Libya, mired in turmoil since the toppling of Muammar Gaddafi, has had rival governments since 2014. Conflict between two factions wrecked the economy, fuelled migrant smuggling and militancy and disrupted oil supplies.
In the latest international attempt to stem the violence, the Turkish and Russian presidents called for a ceasefire to start on Sunday, more than nine months into an offensive on Tripoli by the Libyan National Army (LNA) led by commander Khalifa Haftar.
Both the internationally recognised Government of National Accord (GNA) in Tripoli and the eastern-based LNA conditionally agreed to the truce.
From early Sunday, exchanges of fire could be heard in Tripoli’s Salaheddin and Ain Zara districts, with clashes abating by the middle of the day.
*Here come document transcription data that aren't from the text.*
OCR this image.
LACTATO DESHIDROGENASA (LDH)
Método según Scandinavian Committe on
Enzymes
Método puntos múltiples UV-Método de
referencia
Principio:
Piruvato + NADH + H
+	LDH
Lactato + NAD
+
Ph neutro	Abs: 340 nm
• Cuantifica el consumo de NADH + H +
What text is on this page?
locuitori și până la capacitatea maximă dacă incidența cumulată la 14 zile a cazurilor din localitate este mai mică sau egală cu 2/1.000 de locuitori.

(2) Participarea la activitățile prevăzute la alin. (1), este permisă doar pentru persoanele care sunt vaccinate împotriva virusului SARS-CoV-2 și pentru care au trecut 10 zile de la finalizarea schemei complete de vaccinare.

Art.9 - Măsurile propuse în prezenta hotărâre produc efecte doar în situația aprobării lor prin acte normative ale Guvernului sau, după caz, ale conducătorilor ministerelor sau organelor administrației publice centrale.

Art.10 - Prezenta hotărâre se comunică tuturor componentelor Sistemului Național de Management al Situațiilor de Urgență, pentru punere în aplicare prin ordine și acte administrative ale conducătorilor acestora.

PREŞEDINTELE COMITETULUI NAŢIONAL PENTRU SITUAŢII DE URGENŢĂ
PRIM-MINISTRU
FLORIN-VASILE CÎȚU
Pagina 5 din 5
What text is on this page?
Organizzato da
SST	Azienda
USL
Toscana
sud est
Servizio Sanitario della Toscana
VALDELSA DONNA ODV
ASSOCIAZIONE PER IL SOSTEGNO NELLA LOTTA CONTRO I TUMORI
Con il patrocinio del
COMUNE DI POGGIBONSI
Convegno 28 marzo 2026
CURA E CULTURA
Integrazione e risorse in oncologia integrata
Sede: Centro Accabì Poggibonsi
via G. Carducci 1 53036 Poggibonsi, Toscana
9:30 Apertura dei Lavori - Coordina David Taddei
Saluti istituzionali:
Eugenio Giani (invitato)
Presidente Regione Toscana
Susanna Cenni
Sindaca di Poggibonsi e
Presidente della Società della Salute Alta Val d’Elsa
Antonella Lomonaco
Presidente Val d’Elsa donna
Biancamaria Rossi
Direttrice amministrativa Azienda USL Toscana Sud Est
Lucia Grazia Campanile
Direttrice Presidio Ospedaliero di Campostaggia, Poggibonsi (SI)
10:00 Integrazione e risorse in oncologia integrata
There were no reports of drone or fighter strikes, common in recent weeks as fighting escalated and the LNA took Sirte.
Any attempt to impose a lasting ceasefire will be hard to enforce because of the splintered nature of Libya’s military coalitions. The LNA intends to rid Tripoli or its armed rivals and the GNA demands Haftar’s forces withdraw. Both sides refer to each other as militias.
“The (GNA) militias violated the truce on more than one front, with all types of weapons,” said LNA commander Al-Mabrouk Al-Gazawi.
The GNA said despite gunfire in the Salaheddin and Wadi Rabea areas “minutes” after the ceasefire was meant to start on Sunday and violations by “aggressor militias”, it renewed its commitment to the ceasefire.
Turkey’s defence ministry observed all sides were abiding by the ceasefire and the situation was calm except for “one or two separate incidents”.
GNA Prime Minister Fayez Serraj met Turkish President Tayyip Erdogan in Istanbul on Sunday, the Turkey’s presidency said, without giving details.
FOREIGN AIR POWER
The conflict between is increasingly internationalised, with both sides depending largely on foreign air power. The LNA received backing from the United Arab Emirates, Jordan, Egypt and from Russian military contractors. Turkey backs the GNA and voted this month to allow a troop deployment to Libya.
Emadeddin Badi, a policy fellow at the European University Institute, said while there were “elements in both sides that don’t want a ceasefire”, the lull in air strikes “highlights Turkey and Russia jointly can influence the level of internationalisation of this conflict”.
Turkish officials indicated they would send military advisers and equipment before any troop deployment, but the Turkish parliament’s vote and its signing of a maritime deal with the GNA triggered rhetoric from eastern Libya and its allies, including Egypt.
In Cairo, the speaker of Libya’s pro-Haftar eastern parliament, Aguila Saleh, told Egypt’s parliament to oppose Turkey’s moves, “otherwise we might be compelled to invite Egyptian armed forces to intervene”.